TEMPO.CO, Jakarta - Petugas mewaspadai beragam modus yang dilakukan oleh masyarakat untuk mengelabui larangan mudik di tengah pandemi Virus Corona alias Covid-19. Pamen Asistensi Check Point Cikarang Barat Polda Metro Jaya, AKBP Sutimin mengatakan, pihaknya telah mempelajari dan meningkatkan pengawasan guna mencegah pemudik yang nekat melanggar larangan mudik di titik penyekatan jalan tol.

Ia mengakui banyak modus yang dilakukan pemudik. Salah satunya yang sering ditemui di lapangan ialah menumpang kendaraan travel gelap. “Kalau kendaraan travel yang kami tindak ada kategorinya," kata Sutimin dalam keterangan tertulis, Kamis, 21 Mei 2020.

Dalam penindakan, kata Sutimin, travel pelat kuning yang memiliki trayek tapi tidak sesuai diminta untuk memutar balik.

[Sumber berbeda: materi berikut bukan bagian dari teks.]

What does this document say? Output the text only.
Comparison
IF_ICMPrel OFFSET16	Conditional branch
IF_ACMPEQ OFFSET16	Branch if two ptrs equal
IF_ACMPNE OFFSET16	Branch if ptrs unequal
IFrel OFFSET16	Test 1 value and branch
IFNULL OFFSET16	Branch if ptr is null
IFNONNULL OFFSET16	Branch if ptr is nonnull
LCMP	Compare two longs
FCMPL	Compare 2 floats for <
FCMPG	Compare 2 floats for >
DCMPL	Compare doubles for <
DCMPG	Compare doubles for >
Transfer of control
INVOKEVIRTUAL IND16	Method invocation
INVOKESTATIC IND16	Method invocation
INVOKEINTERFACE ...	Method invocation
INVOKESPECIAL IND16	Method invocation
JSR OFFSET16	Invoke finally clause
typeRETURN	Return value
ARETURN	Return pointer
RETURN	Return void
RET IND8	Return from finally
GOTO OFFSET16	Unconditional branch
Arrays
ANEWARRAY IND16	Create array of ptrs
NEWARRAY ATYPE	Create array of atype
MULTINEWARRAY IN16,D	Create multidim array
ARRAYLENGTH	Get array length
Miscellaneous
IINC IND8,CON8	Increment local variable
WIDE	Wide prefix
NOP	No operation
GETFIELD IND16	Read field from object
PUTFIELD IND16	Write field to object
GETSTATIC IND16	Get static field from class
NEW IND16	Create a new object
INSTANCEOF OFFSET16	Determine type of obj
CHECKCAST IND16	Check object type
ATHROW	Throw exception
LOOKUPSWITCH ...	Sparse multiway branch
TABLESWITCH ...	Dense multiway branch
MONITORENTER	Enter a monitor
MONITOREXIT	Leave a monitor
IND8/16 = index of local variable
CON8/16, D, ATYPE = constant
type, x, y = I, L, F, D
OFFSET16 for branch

Sementara, travel yang tidak memiliki trayek akan ditilang dan didalami lebih lanjut di Kantor Polda Metro Jaya. "Misalnya kendaraan plat hitam yang digunakan untuk mengangkut pemudik."

PT Jasa Marga (Persero) Tbk. bersama pihak Kepolisian dan Kementerian Perhubungan mencatat sekitar 4.003 kendaraan yang terindikasi mudik dikeluarkan ke gerbang tol terdekat di check point Kilometer 31 Cikarang Barat Jalan Tol Jakarta-Cikampek pada H-4 Lebaran 2020, Rabu 20 Mei 2020.

Menurut General Manager Representatif Office 1 Jasamarga Transjawa Tollroad Widiyatmiko Nursejati, data ini adalah jumlah tertinggi sejak diberlakukannya pengendalian transportasi pada 24 April 2020 lalu. “Dari total 4.003 kendaraan yang dialihkan tersebut, sekitar 3.664 adalah kendaraan pribadi dan 339 merupakan kendaraan angkutan penumpang,” kata dia.

Miko juga menjelaskan bahwa lonjakan jumlah kendaraan yang dikeluarkan ini menimbulkan antrean menjelang lokasi check point Pengendalian Transportasi di Km 31 Cikarang Barat tersebut.

“Antrean menjelang check point tentu saja karena pihak Kepolisian akan mengecek satu per satu dokumen perjalanan sesuai dengan syarat dari Gugus Tugas Penanganan Covid-19. Jika ada yang tidak memenuhi syarat perjalanan maka akan ditindak keluar ke gerbang tol terdekat, GT Cikarang Barat 3,” kata Miko.

Jasa Marga terus mengimbau kepada pengguna jalan tol untuk berpartisipasi aktif dalam mencegah penularan Covid-19, dengan tidak mudik dan tidak piknik di Lebaran Tahun 2020. Selain itu, perseroan mengimbau masyarakat untuk membatasi perjalanan dan jaga jarak, keluar rumah hanya untuk keadaan yang mendesak serta wajib mengenakan masker jika harus beraktivitas di luar rumah.